Scaling Data Center TCP to Terabits with Laminar

We present Laminar, the first TCP stack that delivers ASIC-class performance and energy efficiency on programmable Reconfigurable Match-Action Table (RMT) pipelines, providing flexibility while retaining standard TCP semantics and POSIX socket compatibility. The key challenge to Laminar is reconciling TCP's complex dependent state updates with RMT's unidirectional, lock-step execution model. To overcome this challenge, Laminar introduces three novel techniques: optimistic concurrency (speculative updates validated downstream), pseudo-segment injection (circular dependency resolution without stalls), and bump-in-the-wire processing (single-pass segment handling). Together, these enable TCP processing, including retransmission, reassembly, flow, and congestion control, as a pipeline of simple match-action operations. Our Intel Tofino 2 prototype demonstrates Laminar's scalability to terabit speeds, flexibility, and robustness to network dynamics. Laminar matches RDMA performance and efficiency for both RPC and streaming workloads (including NVMe-oF with SPDK), while maintaining TCP/POSIX compatibility. Laminar saves up to 16 host CPU cores versus state-of-the-art kernel-bypass TCP, while achieving 5$\times$ lower 99.99p tail latency and 2$\times$ better throughput-per-watt for key-value stores. At scale, Laminar drives nearly $1$ Bpps at 20 $μ$s RPC tail latency. Unlike fixed-function offloads, Laminar supports transport evolution through in-data-path extensions (selective ACKs, congestion control variants, application co-design for shared logs). Finally, Laminar generalizes to FPGA SmartNICs, outperforming ToNIC's monolithic design by $3\times$ under equal timing.
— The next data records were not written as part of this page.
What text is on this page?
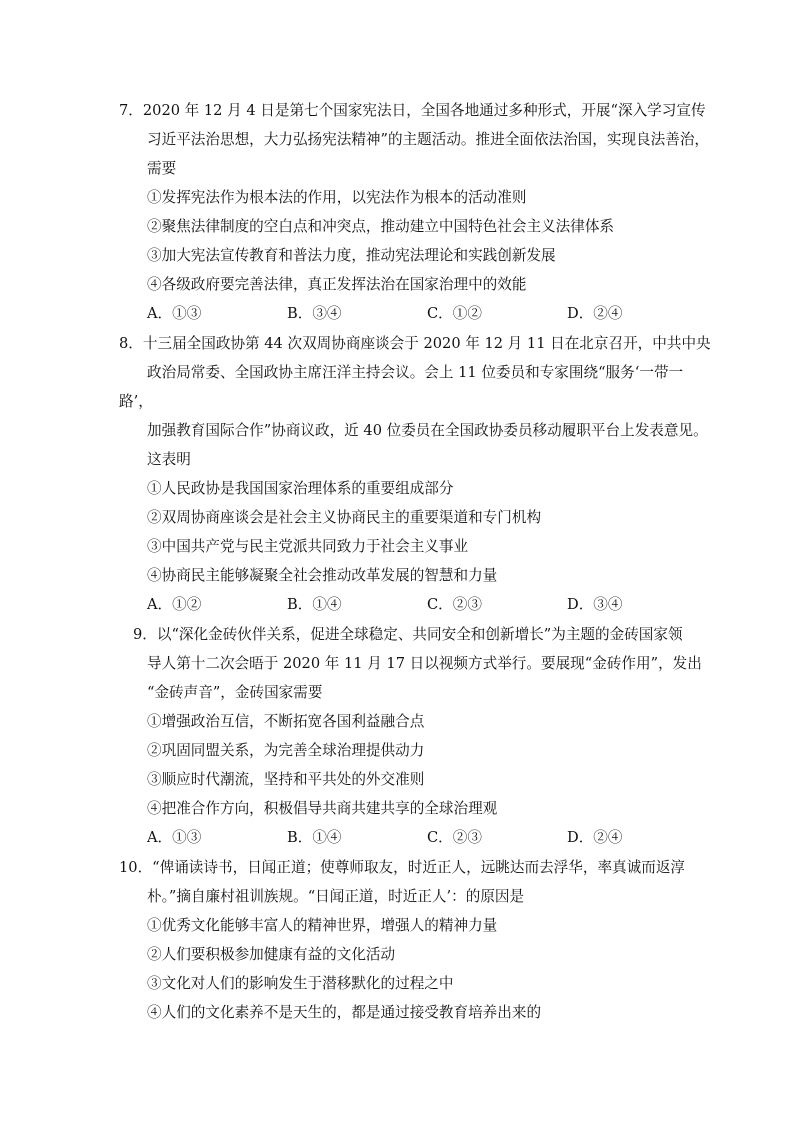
7．2020 年 12 月 4 日是第七个国家宪法日，全国各地通过多种形式，开展“深入学习宣传
习近平法治思想，大力弘扬宪法精神”的主题活动。推进全面依法治国，实现良法善治，
需要
①发挥宪法作为根本法的作用，以宪法作为根本的活动准则
②聚焦法律制度的空白点和冲突点，推动建立中国特色社会主义法律体系
③加大宪法宣传教育和普法力度，推动宪法理论和实践创新发展
④各级政府要完善法律，真正发挥法治在国家治理中的效能
A．①③	B．③④	C．①②	D．②④
8．十三届全国政协第 44 次双周协商座谈会于 2020 年 12 月 11 日在北京召开，中共中央
政治局常委、全国政协主席汪洋主持会议。会上 11 位委员和专家围绕“服务‘一带一
路’，
加强教育国际合作”协商议政，近 40 位委员在全国政协委员移动履职平台上发表意见。
这表明
①人民政协是我国国家治理体系的重要组成部分
②双周协商座谈会是社会主义协商民主的重要渠道和专门机构
③中国共产党与民主党派共同致力于社会主义事业
④协商民主能够凝聚全社会推动改革发展的智慧和力量
A．①②	B．①④	C．②③	D．③④
9．以“深化金砖伙伴关系，促进全球稳定、共同安全和创新增长”为主题的金砖国家领
导人第十二次会晤于 2020 年 11 月 17 日以视频方式举行。要展现“金砖作用”，发出
“金砖声音”，金砖国家需要
①增强政治互信，不断拓宽各国利益融合点
②巩固同盟关系，为完善全球治理提供动力
③顺应时代潮流，坚持和平共处的外交准则
④把准合作方向，积极倡导共商共建共享的全球治理观
A．①③	B．①④	C．②③	D．②④
10．“俾诵读诗书，日闻正道；使尊师取友，时近正人，远眺达而去浮华，率真诚而返淳
朴。”摘自廉村祖训族规。“日闻正道，时近正人’：的原因是
①优秀文化能够丰富人的精神世界，增强人的精神力量
②人们要积极参加健康有益的文化活动
③文化对人们的影响发生于潜移默化的过程之中
④人们的文化素养不是天生的，都是通过接受教育培养出来的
翻译：本文提出Laminar——首个在可编程重构匹配动作表（RMT）流水线上实现ASIC级性能与能效的TCP协议栈，在保持标准TCP语义与POSIX套接字兼容性的同时提供灵活性。Laminar面临的核心挑战在于如何协调TCP复杂的依赖状态更新与RMT单向锁步执行模型之间的矛盾。为此，Laminar引入三项创新技术：乐观并发（通过下游验证的推测更新）、伪段注入（无停顿的循环依赖解析）以及线缆旁路处理（单次数据段处理）。这些技术共同将包括重传、重组、流量控制与拥塞控制在内的TCP处理过程转化为简单匹配-动作操作的流水线。基于英特尔Tofino 2的原型系统验证了Laminar在太比特速率下的可扩展性、灵活性及对网络动态的鲁棒性。Laminar在RPC与流式工作负载（包括采用SPDK的NVMe-oF）中均达到与RDMA相当的效能，同时保持TCP/POSIX兼容性。相较于最先进的内核旁路TCP方案，Laminar可节省多达16个主机CPU核心，在键值存储场景中实现99.99百分位尾延迟降低5倍、每瓦吞吐量提升2倍。大规模部署时，Laminar可在20微秒RPC尾延迟下驱动近10亿数据包/秒的吞吐。与固定功能卸载方案不同，Laminar支持通过数据路径内扩展实现传输协议演进（如选择性确认、拥塞控制变体、共享日志的协同应用设计）。最后，Laminar可泛化至FPGA智能网卡，在相同时序约束下性能超越ToNIC单体设计达3倍。